I don’t agree that such reporting is not motivated at all by personal interests but I do agree with the fact that the social/moral purpose of witnessing is really critical here. Ashuri builds on Margalit’s conception of a moral witness whose testimony is ‘essentially driven by a moral purpose. It reflects hope for the witness to be a social agent who, in testifying to his or her harsh experience, transforms (passive) addressees into active audiences’. She says that what is happening now is slightly different because the moral witness now performs memories of suffering experienced in a public space.
In my conceptualisation, the (moral) mnemonic agent is the one who recalls his or her memories regarding events in whcih others have suffered and by that act of witnessing renders this suffering visible and hence difficult to marginalize or deny.

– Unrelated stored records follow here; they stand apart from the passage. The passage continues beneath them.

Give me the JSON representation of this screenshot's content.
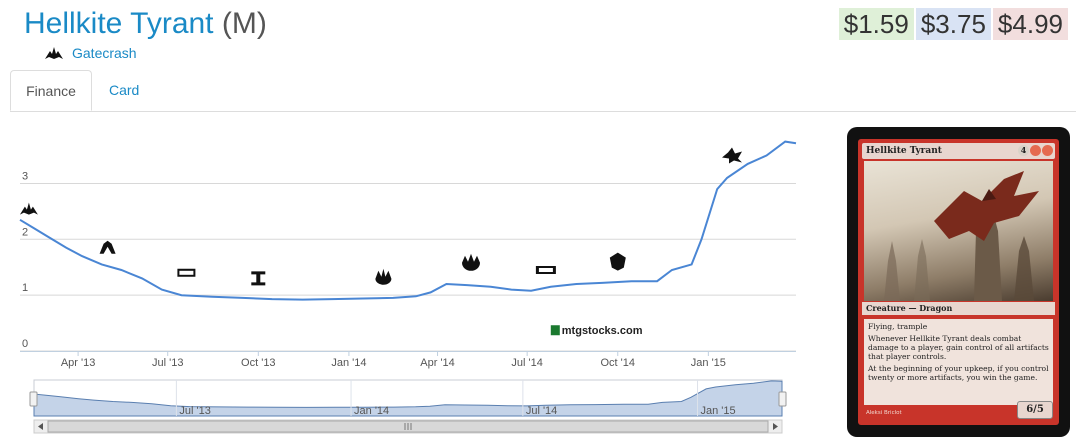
{
  "header": {
    "card_name": "Hellkite Tyrant",
    "rarity": "(M)",
    "set_name": "Gatecrash",
    "set_icon": "gatecrash-set-icon"
  },
  "prices": [
    {
      "label": "$1.59",
      "color": "#dff0d8"
    },
    {
      "label": "$3.75",
      "color": "#d9e3f4"
    },
    {
      "label": "$4.99",
      "color": "#f2dede"
    }
  ],
  "tabs": [
    {
      "label": "Finance",
      "active": true
    },
    {
      "label": "Card",
      "active": false
    }
  ],
  "chart_data": {
    "type": "line",
    "watermark": "mtgstocks.com",
    "line_color": "#4a86d4",
    "y_ticks": [
      "0",
      "1",
      "2",
      "3"
    ],
    "ylim": [
      0,
      3.85
    ],
    "xlim": [
      "2013-02-01",
      "2015-03-31"
    ],
    "x_ticks": [
      {
        "label": "Apr '13",
        "date": "2013-04-01"
      },
      {
        "label": "Jul '13",
        "date": "2013-07-01"
      },
      {
        "label": "Oct '13",
        "date": "2013-10-01"
      },
      {
        "label": "Jan '14",
        "date": "2014-01-01"
      },
      {
        "label": "Apr '14",
        "date": "2014-04-01"
      },
      {
        "label": "Jul '14",
        "date": "2014-07-01"
      },
      {
        "label": "Oct '14",
        "date": "2014-10-01"
      },
      {
        "label": "Jan '15",
        "date": "2015-01-01"
      }
    ],
    "navigator_ticks": [
      {
        "label": "Jul '13",
        "date": "2013-07-01"
      },
      {
        "label": "Jan '14",
        "date": "2014-01-01"
      },
      {
        "label": "Jul '14",
        "date": "2014-07-01"
      },
      {
        "label": "Jan '15",
        "date": "2015-01-01"
      }
    ],
    "series": [
      {
        "points": [
          [
            "2013-02-01",
            2.35
          ],
          [
            "2013-02-15",
            2.2
          ],
          [
            "2013-03-01",
            2.05
          ],
          [
            "2013-03-20",
            1.85
          ],
          [
            "2013-04-05",
            1.7
          ],
          [
            "2013-04-25",
            1.55
          ],
          [
            "2013-05-15",
            1.45
          ],
          [
            "2013-06-05",
            1.3
          ],
          [
            "2013-06-25",
            1.1
          ],
          [
            "2013-07-15",
            1.0
          ],
          [
            "2013-08-15",
            0.97
          ],
          [
            "2013-09-15",
            0.95
          ],
          [
            "2013-10-15",
            0.93
          ],
          [
            "2013-11-15",
            0.92
          ],
          [
            "2013-12-15",
            0.93
          ],
          [
            "2014-01-15",
            0.94
          ],
          [
            "2014-02-15",
            0.95
          ],
          [
            "2014-03-10",
            0.98
          ],
          [
            "2014-03-25",
            1.05
          ],
          [
            "2014-04-10",
            1.2
          ],
          [
            "2014-05-01",
            1.18
          ],
          [
            "2014-05-25",
            1.15
          ],
          [
            "2014-06-15",
            1.1
          ],
          [
            "2014-07-05",
            1.08
          ],
          [
            "2014-07-25",
            1.15
          ],
          [
            "2014-08-20",
            1.2
          ],
          [
            "2014-09-15",
            1.22
          ],
          [
            "2014-10-15",
            1.25
          ],
          [
            "2014-11-10",
            1.25
          ],
          [
            "2014-11-25",
            1.45
          ],
          [
            "2014-12-15",
            1.55
          ],
          [
            "2014-12-25",
            2.0
          ],
          [
            "2015-01-10",
            2.9
          ],
          [
            "2015-01-20",
            3.1
          ],
          [
            "2015-02-10",
            3.35
          ],
          [
            "2015-03-01",
            3.5
          ],
          [
            "2015-03-20",
            3.75
          ],
          [
            "2015-03-31",
            3.72
          ]
        ]
      }
    ],
    "set_markers": [
      {
        "icon": "gatecrash-set-icon",
        "date": "2013-02-10",
        "value": 2.55
      },
      {
        "icon": "dragons-maze-set-icon",
        "date": "2013-05-01",
        "value": 1.85
      },
      {
        "icon": "m14-set-icon",
        "date": "2013-07-20",
        "value": 1.4
      },
      {
        "icon": "theros-set-icon",
        "date": "2013-10-01",
        "value": 1.3
      },
      {
        "icon": "born-of-the-gods-set-icon",
        "date": "2014-02-05",
        "value": 1.33
      },
      {
        "icon": "journey-into-nyx-set-icon",
        "date": "2014-05-05",
        "value": 1.58
      },
      {
        "icon": "m15-set-icon",
        "date": "2014-07-20",
        "value": 1.45
      },
      {
        "icon": "khans-set-icon",
        "date": "2014-10-01",
        "value": 1.6
      },
      {
        "icon": "fate-reforged-set-icon",
        "date": "2015-01-25",
        "value": 3.5
      }
    ]
  },
  "card_image": {
    "name": "Hellkite Tyrant",
    "mana_cost": "4",
    "mana_colors": [
      "#d9d2c8",
      "#e56a50",
      "#e56a50"
    ],
    "type_line": "Creature — Dragon",
    "rules_text": [
      "Flying, trample",
      "Whenever Hellkite Tyrant deals combat damage to a player, gain control of all artifacts that player controls.",
      "At the beginning of your upkeep, if you control twenty or more artifacts, you win the game."
    ],
    "power_toughness": "6/5",
    "artist": "Aleksi Briclot"
  }
}
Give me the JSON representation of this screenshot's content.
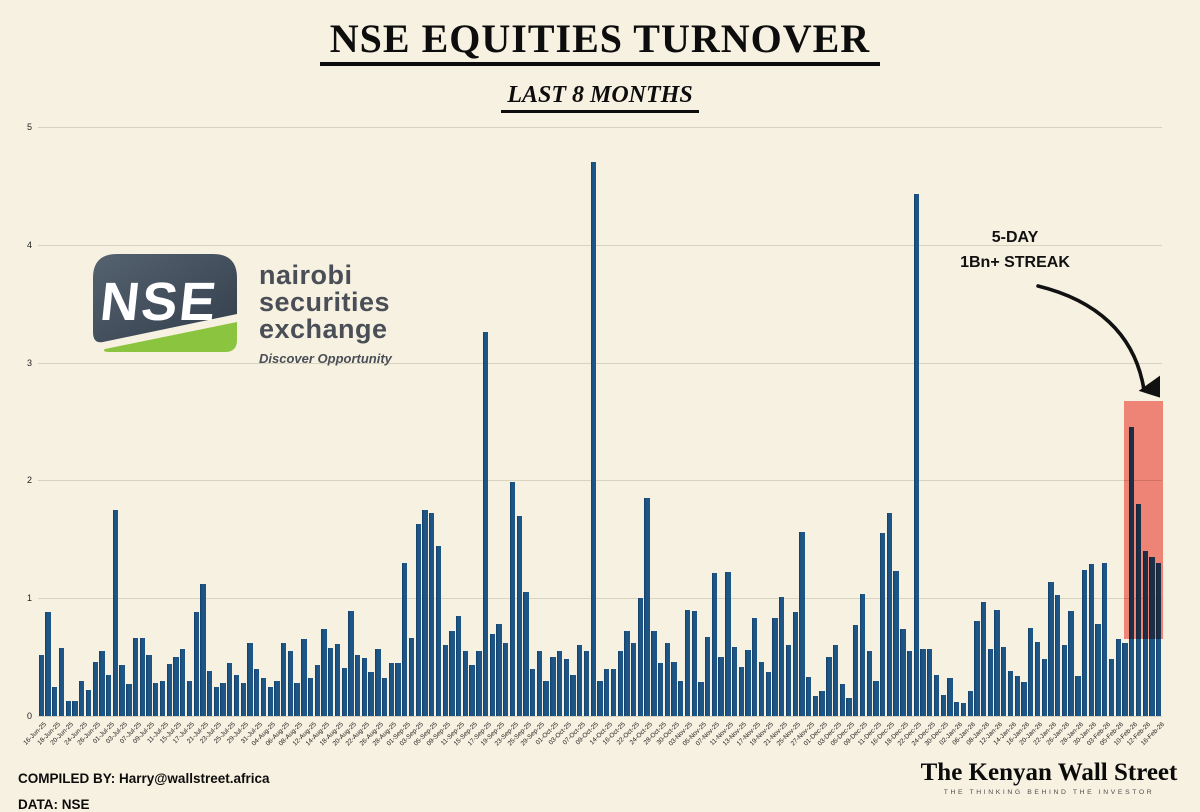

The moral aspect of this act, in my estimation, derives from the content of the mnemonic text (testimony about suffering inflicted by evil) and from its objective (calling on the audience to shed their observer garb and re-enact the experience of the harsh realities). (p5)
I think this is really useful way to think about how websites like Ushahidi as well as engagement on social media sites like Twitter are acting as platforms for this kind of performance and the communication of suffering, and how this is one way of looking at how collective narratives about the world are being wrested from those who traditionally controlled this in the Middle East. Whether it is reporting on human rights violations in Saudi Arabia, harassment of women in Egypt on Harassmap or reports of arrests and casualties in Syria I think that looking at the maps through the lens of moral witnessing and Ashuri’s “joint memory” could be a wonderful entry point for re-thinking Ushahidi’s role and effectiveness in the world.